Explorer le deuil et la guérison avec Rebeka Warrior
Rarement un premier livre arrive à décortiquer l’intimité et l’humanité avec une telle aisance et une telle douceur, et pourtant Rebeka Warrior accomplit l’impossible avec la sortie de “Toutes les vies” aux éditions Stock.
Vous connaissiez sûrement sa silhouette : grande, élancée, crâne rasé et regard direct, vous connaissiez probablement son nom et sa carrière comme DJ dans plusieurs groupes comme Kompromat et Sexy Sushi, vous connaîtrez maintenant sa plume tranchante et sa vie intime torturée mais aussi lumineuse.
Je connaissais de très loin cette artiste et femme absolument incomparable, ne l’ayant retrouvé que récemment durant un épisode de Drag Race France cet été, et pourtant je n’ai pas lâché son récit de tout l’été. Dans un style que j’adore, l’autofiction, Rebeka nous fait vivre à ses côtés la perte de sa compagne de huit années Pauline, atteinte d’un cancer très agressif. Une épreuve dont elle note frénétiquement les aléas, les moments charnières, mais aussi ses torts à elle et ses propres souffrances portées en bagages bien que cachées lors du combat de Pauline contre la maladie.

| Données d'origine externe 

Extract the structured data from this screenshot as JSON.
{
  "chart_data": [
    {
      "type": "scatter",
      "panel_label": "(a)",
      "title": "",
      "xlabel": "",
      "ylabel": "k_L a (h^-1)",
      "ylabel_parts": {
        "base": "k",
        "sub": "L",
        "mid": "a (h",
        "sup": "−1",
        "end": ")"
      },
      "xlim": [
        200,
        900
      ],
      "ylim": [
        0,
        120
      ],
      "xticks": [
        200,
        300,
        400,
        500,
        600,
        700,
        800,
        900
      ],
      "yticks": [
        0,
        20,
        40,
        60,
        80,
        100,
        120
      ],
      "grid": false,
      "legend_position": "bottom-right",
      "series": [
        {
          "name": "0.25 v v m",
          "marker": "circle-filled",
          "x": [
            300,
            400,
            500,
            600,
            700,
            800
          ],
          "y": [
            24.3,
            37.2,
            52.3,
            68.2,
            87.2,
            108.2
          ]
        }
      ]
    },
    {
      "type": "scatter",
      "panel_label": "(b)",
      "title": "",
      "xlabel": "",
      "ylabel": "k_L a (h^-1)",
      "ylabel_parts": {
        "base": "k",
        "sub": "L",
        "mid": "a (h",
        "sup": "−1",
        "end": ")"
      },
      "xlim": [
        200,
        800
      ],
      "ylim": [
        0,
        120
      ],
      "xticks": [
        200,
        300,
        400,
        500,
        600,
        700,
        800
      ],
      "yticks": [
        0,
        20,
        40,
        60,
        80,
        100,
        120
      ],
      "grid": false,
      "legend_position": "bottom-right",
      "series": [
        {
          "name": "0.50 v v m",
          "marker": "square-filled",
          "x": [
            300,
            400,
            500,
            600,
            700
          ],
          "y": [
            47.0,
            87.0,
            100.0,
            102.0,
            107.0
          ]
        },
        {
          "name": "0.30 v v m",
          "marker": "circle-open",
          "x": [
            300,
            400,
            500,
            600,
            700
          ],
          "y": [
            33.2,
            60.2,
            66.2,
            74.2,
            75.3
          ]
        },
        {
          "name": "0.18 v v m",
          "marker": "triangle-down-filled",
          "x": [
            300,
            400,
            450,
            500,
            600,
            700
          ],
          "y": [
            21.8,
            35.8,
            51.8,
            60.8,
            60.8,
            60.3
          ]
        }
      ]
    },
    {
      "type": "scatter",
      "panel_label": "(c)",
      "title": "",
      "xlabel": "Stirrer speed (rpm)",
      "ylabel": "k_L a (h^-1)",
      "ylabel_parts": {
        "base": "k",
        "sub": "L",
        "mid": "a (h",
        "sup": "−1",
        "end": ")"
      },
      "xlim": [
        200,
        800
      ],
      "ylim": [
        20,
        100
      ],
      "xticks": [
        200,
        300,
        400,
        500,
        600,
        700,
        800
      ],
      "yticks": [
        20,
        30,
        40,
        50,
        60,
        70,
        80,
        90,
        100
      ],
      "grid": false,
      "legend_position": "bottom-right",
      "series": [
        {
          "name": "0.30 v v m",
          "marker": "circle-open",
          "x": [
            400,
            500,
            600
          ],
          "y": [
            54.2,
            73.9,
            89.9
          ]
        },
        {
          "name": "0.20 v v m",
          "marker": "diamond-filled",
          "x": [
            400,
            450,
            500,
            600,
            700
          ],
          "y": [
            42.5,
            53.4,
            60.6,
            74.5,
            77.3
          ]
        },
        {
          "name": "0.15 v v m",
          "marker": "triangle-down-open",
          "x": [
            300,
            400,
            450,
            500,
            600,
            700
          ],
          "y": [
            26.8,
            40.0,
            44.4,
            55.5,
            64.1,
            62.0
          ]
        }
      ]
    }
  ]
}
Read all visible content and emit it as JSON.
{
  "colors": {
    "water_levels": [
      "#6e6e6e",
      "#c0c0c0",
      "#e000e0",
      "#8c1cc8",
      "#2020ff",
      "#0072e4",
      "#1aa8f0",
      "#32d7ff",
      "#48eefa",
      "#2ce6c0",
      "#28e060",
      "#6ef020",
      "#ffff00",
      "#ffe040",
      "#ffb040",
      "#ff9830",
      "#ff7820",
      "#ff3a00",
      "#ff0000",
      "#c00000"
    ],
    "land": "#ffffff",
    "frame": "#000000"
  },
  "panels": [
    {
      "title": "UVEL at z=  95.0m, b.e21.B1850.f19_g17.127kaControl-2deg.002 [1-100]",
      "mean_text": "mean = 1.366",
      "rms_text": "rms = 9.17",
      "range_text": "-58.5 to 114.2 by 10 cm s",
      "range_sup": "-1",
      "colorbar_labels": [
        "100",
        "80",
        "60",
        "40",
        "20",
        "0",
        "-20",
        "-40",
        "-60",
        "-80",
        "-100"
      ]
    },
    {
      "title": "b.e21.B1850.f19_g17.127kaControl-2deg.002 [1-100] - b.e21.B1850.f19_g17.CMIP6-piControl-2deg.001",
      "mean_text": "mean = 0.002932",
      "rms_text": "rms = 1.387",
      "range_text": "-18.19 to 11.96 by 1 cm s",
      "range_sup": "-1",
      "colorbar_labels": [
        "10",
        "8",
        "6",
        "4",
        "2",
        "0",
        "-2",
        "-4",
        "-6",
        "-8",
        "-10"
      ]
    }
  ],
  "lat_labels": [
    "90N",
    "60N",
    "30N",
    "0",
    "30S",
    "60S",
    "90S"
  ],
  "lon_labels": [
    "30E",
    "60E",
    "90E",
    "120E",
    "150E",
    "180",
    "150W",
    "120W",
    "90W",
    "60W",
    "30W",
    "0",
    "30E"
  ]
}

Ce livre est un coup de poing tant il révèle des vérités trop souvent tues dans ce genre de non-sens que lance la vie, et l’on assiste sans trop oser vouloir tourner les pages à l’irrémédiable ; mais aussi à ce qui survient une fois qu’un proche nous quitte. Un roman sur la maladie et la perte restant difficile à lire lorsque l’on est soi-même en plein dedans, ce livre prouve toutefois que l’humain est capable de relever la tête et revenir à la vie petit à petit. Rebeka Warrior ici ne se prétend pas être héroine, d’ailleurs elle révèle ses propres torts avec beaucoup de sincérité, mais montre un chemin qu’elle a traversé pour se réinscrire dans la vie après avoir côtoyé intimement la mort et son odeur.
Mais puisque l’intime s’écrit dans la politique que l’on en ait conscience ou non, ce livre explore avec justesse les thématiques de la foi, des violences rencontrées dans nos communautés et au sein de relations amoureuses, il secoue beaucoup de sujets trop peu parcouru dans notre vaste littérature francophone tout en restant à la première personne du singulier. Ce “je” nous présente un miroir qui brille en chacun de nous, nous rappelle des moments précis ou des personnes qui nous ont touché d’une manière ou d’une autre à des moments durs de nos chemins, et simplement pour cela, il faut remercier son autrice.
Comme Rebeka, ce livre m’a donné envie de me tatouer un mot, une phrase, une expression pour me rappeler que je peux survivre et guérir, peu importe ce que la vie mettra sur mon chemin, et que l’écriture soigne beaucoup plus que ce que la société l’admet.